Peki diplomalı işsizliğin giderek arttığı bir dönemde, iş bulma ihtimali düşük olan bölümlere niye böylesine bir talep var? Prof. Dr. Mete Kaan Kaynar’a göre bunun en önemli nedeni sosyal statü: “Üniversiteli olmak, nerede okuduğunuzdan, hangi üniversitenin hangi bölümünü bitirdiğinizden bağımsız olarak, kadın ya da erkek gençlere bir statü atlatıyor. Açılan üniversiteler de bunun farkında. Üniversiteli kimliği, hayali, titri veriyor. Gelenler de aslında bunun böyle olduğunu biliyorlar. Biraz belli üniversite havası koklamak için belli üniversitelere gidiliyor. Belli bir mesleki eğitim almak için ya da entelektüel gelişim sağlamak için değil. Tabii bu, her üniversite için geçerli değil.”

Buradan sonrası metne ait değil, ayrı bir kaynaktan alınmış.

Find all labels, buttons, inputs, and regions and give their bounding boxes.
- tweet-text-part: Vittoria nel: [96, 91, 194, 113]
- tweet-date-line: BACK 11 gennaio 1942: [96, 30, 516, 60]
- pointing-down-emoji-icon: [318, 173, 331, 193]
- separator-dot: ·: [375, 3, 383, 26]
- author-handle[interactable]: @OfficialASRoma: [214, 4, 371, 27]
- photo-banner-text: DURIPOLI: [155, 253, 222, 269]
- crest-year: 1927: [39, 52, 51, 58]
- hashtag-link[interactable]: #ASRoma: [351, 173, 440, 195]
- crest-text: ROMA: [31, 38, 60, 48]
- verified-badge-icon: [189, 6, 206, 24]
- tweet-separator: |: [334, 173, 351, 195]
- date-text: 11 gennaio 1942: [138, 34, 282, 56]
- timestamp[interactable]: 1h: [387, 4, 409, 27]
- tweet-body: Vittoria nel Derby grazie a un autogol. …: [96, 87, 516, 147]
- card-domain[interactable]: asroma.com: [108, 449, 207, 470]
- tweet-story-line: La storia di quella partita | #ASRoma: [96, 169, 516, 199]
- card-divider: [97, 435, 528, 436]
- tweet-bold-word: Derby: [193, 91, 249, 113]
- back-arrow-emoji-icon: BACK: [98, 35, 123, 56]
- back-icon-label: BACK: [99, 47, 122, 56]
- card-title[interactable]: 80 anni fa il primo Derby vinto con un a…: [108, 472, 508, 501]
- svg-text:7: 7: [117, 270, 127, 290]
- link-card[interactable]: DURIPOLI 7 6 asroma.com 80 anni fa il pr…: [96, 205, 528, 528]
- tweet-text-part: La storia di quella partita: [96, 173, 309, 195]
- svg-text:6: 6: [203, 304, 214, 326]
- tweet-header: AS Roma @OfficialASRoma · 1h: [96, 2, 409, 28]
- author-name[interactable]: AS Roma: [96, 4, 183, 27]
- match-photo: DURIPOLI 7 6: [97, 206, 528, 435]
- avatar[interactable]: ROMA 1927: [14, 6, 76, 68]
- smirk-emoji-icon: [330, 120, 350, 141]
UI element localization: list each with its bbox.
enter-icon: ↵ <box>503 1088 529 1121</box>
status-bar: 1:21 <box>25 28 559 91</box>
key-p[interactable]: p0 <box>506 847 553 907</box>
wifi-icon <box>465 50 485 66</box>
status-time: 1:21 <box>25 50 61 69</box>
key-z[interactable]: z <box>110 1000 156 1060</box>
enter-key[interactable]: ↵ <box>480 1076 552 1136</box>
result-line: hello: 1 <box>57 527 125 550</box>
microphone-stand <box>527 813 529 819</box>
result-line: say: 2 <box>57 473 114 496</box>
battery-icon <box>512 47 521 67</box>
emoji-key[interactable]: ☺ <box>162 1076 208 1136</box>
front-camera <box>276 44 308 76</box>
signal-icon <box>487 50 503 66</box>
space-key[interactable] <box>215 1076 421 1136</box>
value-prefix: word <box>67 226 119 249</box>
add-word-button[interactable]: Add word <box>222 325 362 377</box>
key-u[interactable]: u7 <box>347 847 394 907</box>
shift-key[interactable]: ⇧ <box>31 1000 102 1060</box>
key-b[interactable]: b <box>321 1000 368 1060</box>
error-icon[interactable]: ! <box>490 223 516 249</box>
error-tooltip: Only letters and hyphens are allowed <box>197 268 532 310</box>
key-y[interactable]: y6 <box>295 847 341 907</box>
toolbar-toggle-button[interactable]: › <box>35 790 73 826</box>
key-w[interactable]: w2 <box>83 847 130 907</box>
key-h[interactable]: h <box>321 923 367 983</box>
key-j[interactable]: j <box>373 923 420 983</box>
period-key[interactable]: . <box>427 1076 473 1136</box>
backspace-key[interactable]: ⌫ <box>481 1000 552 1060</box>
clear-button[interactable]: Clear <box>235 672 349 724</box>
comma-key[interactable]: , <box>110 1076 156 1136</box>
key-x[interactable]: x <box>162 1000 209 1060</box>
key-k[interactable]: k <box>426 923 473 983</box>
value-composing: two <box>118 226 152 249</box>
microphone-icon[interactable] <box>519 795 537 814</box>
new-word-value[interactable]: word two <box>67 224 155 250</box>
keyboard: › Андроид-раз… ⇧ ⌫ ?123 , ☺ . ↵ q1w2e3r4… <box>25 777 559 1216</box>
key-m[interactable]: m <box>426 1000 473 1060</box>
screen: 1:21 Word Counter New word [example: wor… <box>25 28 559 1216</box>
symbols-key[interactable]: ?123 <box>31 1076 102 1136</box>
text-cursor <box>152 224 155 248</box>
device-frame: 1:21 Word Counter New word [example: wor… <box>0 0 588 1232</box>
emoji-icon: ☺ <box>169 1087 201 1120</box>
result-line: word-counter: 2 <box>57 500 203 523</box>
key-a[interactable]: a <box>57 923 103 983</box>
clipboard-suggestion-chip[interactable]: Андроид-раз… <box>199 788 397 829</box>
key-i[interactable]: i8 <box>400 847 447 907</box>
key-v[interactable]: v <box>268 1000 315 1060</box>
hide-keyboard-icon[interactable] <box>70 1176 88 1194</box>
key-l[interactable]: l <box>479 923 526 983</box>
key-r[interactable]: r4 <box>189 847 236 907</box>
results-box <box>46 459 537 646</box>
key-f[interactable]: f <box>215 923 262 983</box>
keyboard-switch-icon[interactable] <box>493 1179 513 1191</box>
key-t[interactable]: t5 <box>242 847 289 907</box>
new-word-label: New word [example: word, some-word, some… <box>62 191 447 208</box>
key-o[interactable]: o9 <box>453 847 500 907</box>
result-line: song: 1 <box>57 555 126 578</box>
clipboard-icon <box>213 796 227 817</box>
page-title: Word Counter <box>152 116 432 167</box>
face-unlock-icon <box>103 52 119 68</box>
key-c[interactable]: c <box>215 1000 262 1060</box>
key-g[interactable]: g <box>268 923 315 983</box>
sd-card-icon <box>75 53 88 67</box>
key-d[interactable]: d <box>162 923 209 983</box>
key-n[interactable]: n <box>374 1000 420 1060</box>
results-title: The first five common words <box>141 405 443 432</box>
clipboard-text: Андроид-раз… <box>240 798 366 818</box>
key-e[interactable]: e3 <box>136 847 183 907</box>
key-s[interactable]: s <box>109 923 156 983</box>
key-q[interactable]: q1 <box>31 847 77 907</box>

Üniversitelerde liyakat sorunu
Prof. Dr. Erhan Erkut’a göre, toplam sayısı 180 bine yaklaşan öğretim elemanları da hem nicelik hem nitelik olarak yetersiz: “Son 30 yılda üniversite kapasitemizi 20 misline çıkardık. Böyle devasa bir büyümeyi kaldırabilecek bir akademisyen yetiştirme kapasitemiz yok ki bizim. Öğretim görevlileri ve araştırma görevlilerini saymazsanız, çünkü öğretim üyesi diye bakılır bu oranlara dünyada, öğrenci başına düşen öğretim üyesi diye baktığınızda 41,5’teyiz şu anda. Avrupa’daki standart 20. Amerika’nın en iyi üniversitelerinde bu 8’e, 9’a kadar düşebiliyor.”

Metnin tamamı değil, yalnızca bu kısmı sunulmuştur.